Costa Cruises have cancelled a port call in Salalah for Costa Victoria due to Cyclone Luban, according to a statement from the cruise line.
“Costa Crociere considers the safety of its guests and crew members as a key priority. We have therefore decided to amend Costa Victoria’s itinerary,” a spokesperson said. “She will proceed directly to Male in the Maldives, without visiting Salalah.”
“This decision will keep the ship out of any danger,” the line added. “Passengers on-board have been notified.”
Costa Victoria is on a 27-night re-positioning cruise from Savona, Italy to Port Louis, Mauritius.
At the time of writing she was in the Gulf of Aden and had increased speed to her full 23-knots in an attempt to outrun the leading edge of the storm and reach the Maldives.

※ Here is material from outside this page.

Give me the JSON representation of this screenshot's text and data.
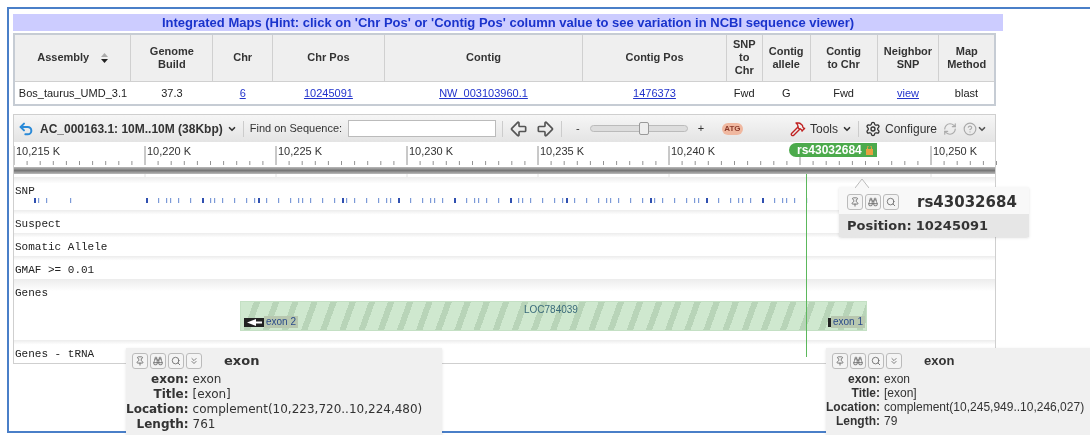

According to the National Multi-Hazard Early Warning Centre in Muscat, the eye of the storm was 600-kilometres from Salalah on Thursday. It is expected to intensify to a Category 2 cyclone in the next 48 hours.
According to The Weather Channel, Luban is expected to skirt the coast of Oman and make landfall in Yemen. The predicted route the cyclone will take blocks off the entrance of the Red Sea to the Indian Ocean, forcing all maritime traffic to sail through it.
The cruise ship Costa Victoria, if the Salalah port call was to be maintained, was faced with cruising directly through the storm or waiting it out in the Gulf of Aden.
Meteorologists have said winds will build to 74-knots on Friday evening, which is when Costa Victoria would have been in the storm’s path off Salalah.
She is now scheduled to make a port call in Male, the Maldives on Wednesday, October 17th. The decision to cancel the stop in Salalah means that passengers will have spent a full 10 days straight at sea by the time she reaches Male.
Wind speeds of 74-knots are described on the Beaufort Scale as ‘hurricane’ or Force 12. It describes sea conditions as being characterised by “exceptionally high waves… sea is covered with long white patches of foam; everywhere the edges of the wave crests are blown into foam”.
Wave heights will reach up to 8-metres or 26-feet, which is roughly the height of the ship’s boat deck from the waterline.
At 252m in length and with a passenger capacity of 1,900 people, the 75,166 gross ton Costa Victoria is unlikely to be in any danger from the storm, but it could present passengers with a rough ride on the night of October 12th.
Costa Victoria would not be the first Middle East-bound cruise ship to run from or sail through a tropical storm.
In 2014 Holland America Line’s ship Rotterdam had to cut her port call in Dubai short to avoid a cyclone forming in the Indian Ocean, and in 2015 Princess Cruises’ ship Sea Princess spent several days running from Cyclone Ashobaa in the Arabian Sea en-route to Dubai.